With the approach of fall weather arrive two new Texas novels appropriately themed for the autumnal holiday season.
Published in September, Valley of Shadows by San Antonio author Rudy Ruiz is described by Blackstone Publishing as magic realism that mixes the traditional Western genre with Southern Gothic and horror.
The Fifth Daughter of Thorn Ranch by Fredericksburg author Julia Brewer Daily, to be published Nov. 1, brings mystery and suspense to a family that has owned its West Texas mega-ranch for generations.
Valley of Shadows
A common saying among those of Mexican heritage in South Texas is “we didn’t cross the border, the border crossed us.”
In some cases, that is literally true.
Author Rudy Ruiz took one such historical occurrence as the basis of his new novel Valley of Shadows, a prequel to his 2020 novel The Resurrection of Fulgencio Ramirez.
The Ruiz family history in the Rio Grande Valley predates meteorological records, but Ruiz recalls talk of an 1850 hurricane that caused massive flooding of the Rio Grande, changing the course of the U.S.-Mexico border that had just been drawn in 1848.
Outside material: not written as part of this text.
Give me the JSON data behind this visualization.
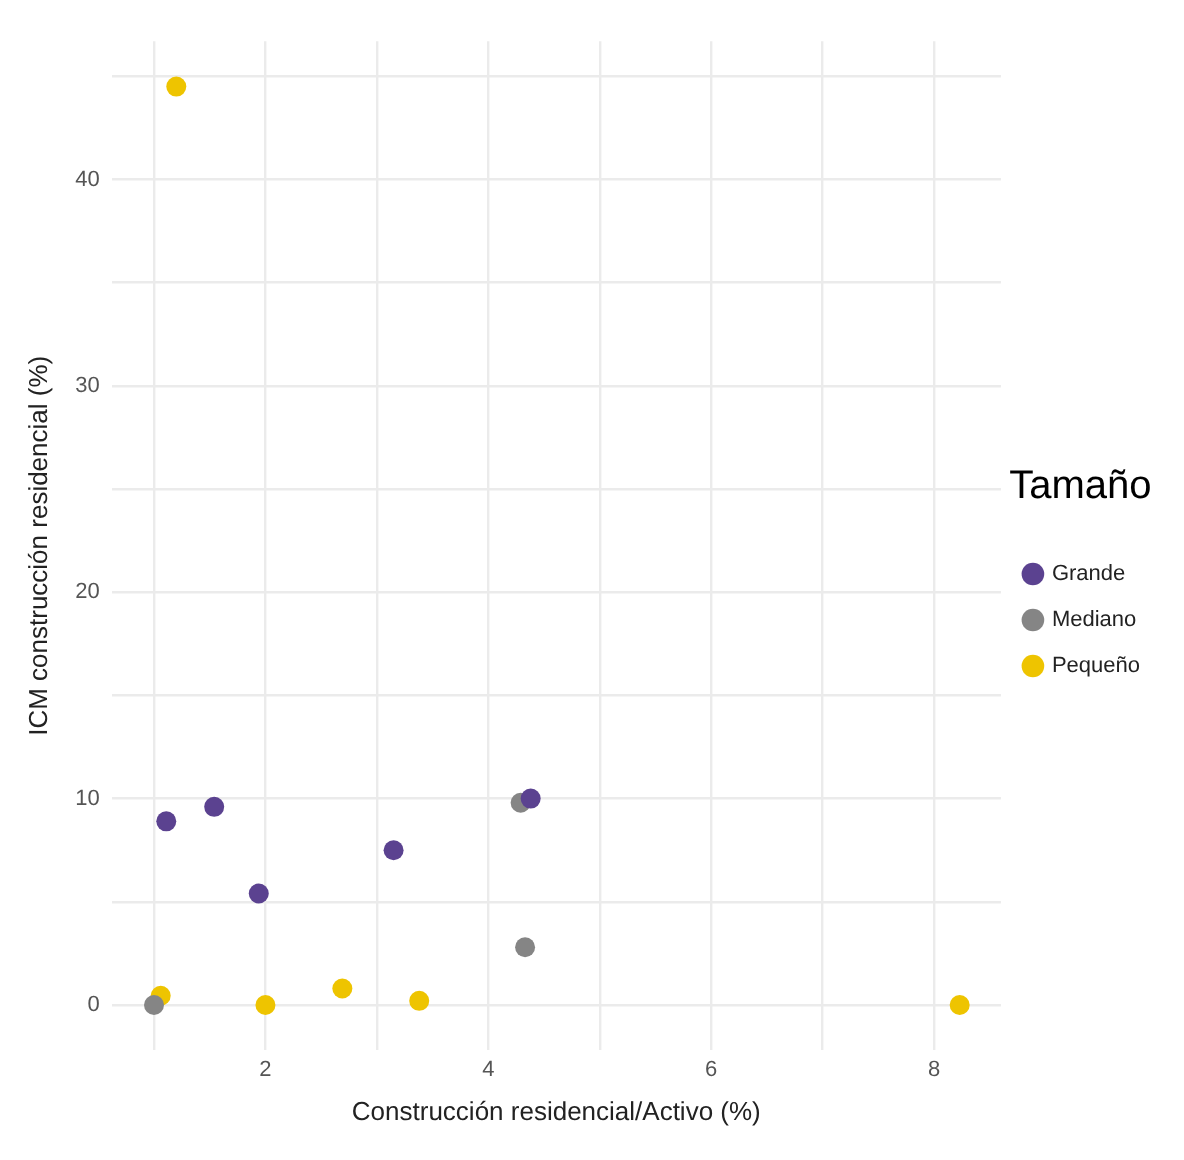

He imagined an established Mexican lawman, Solitario Cisneros, who suddenly lost his status, land and family when the river moved south of his property and he suddenly found himself a U.S. citizen.
The story connects the past to the 1950s-era Fulgencio Ramirez character who inhabits the fictional border town La Frontera but takes on the tone of a horror tale with the further exploration of a family curse that has haunted the family for generations.
The curse “has to do with what happens when you belong to a place and you don’t see borders, and suddenly powers from outside … come in and institute disorder” in creating an artificial border, he said.
The dislocation and violence that result can inflict multigenerational personal and cultural trauma, whether or not those affected are aware of the history, Ruiz said.
A request from his son challenged Ruiz to give the story a horror twist, and a family trip to West Texas provided the lonely, windswept atmosphere he needed to imagine Solitario’s situation.
“I found the desert an even more isolated, more desolate border region,” he said, adding that it was “very evocative and very inspiring,” for his novel.
The troubled history of the border regions also figures into the more horrifying aspects of Valley of Shadows, including the La Matanza massacres and the Porvenir Massacre near the town of Valentine, memorialized with a Texas Historical Commission historical marker.
Ultimately, Ruiz said he hopes to turn those horrors into triumphs, at least in his fictional world. Those massacres “inspired me to imagine a world where the unheard voices of the Native American and Mexican American communities of the time could be brought to the forefront and cast as heroes rather than only villains and victims.”
The Fifth Daughter of Thorn Ranch
When author Julia Brewer Daily moved to Texas from her lifelong home of Mississippi, she and her spouse explored the Hill Country and attractions in San Antonio before settling in Fredericksburg, where she turned her novelist’s eye to her new surroundings.

Her second novel The Fifth Daughter of Thorn Ranch “shows how enamored I am with the generational ranches here,” Daily said. At 1 million acres, its fictional ranch is even larger than the famed 850,000-acre King Ranch, which she visited during her research.
In meeting the ranch owners, Daily said she learned “to see the human element” that is sometimes lost in written accounts of Texas ranching. Her research included “interviewing people that actually lived there years ago, and up to the present,” and learning what the ranch economies are like now and how difficult it is to maintain these ranches.
The difficulties of ranch life drive the novel’s young protagonist Emma Rosales, the “fifth daughter” of the title, to consider relinquishing her heiress responsibilities when she inherits the property.
To clear her head, she plans a weeklong solo camping trip “to the outermost regions of the vast property,” anticipating “a relaxing adventure.”
However, her parents’ European vacation is interrupted by a call from their housekeeper Flora, and they learn what we already know: “Emma’s missing.” They imagine the hazards of their property, including steep cliffs and caverns “as spectacular as the Grand Canyon.”
Those caverns hide people living on the property unbeknownst to the family. Are they friends or foes? Will they help or hurt Emma, and how will she find her way back home? Her discovery reveals “an ancient web of secrets that won’t let Emma out alive without a fight,” according to a blurb promoting the book, and sets the stage for a Wild West-style adventure.
Hollywood media agents have expressed interest in the story as the basis of a streaming television series, Daily said, which could explore not only Emma’s story but those of the fourth, third, second and first daughters of Thorn Ranch. She said a woman-centric narrative of Texas ranch life would be a welcome addition to the normally male-dominated genre.
“There’s the woman owner from the first daughter all the way to the fifth daughter,” Daily said. For the moment, readers can follow Daily’s fascination with the mixed cultures of Texas through Emma’s story.
Both Valley of Shadows and The Fifth Daughter of Thorn Ranch are available through Bookshop.org or locally through The Twig Book Shop and Nowhere Bookshop.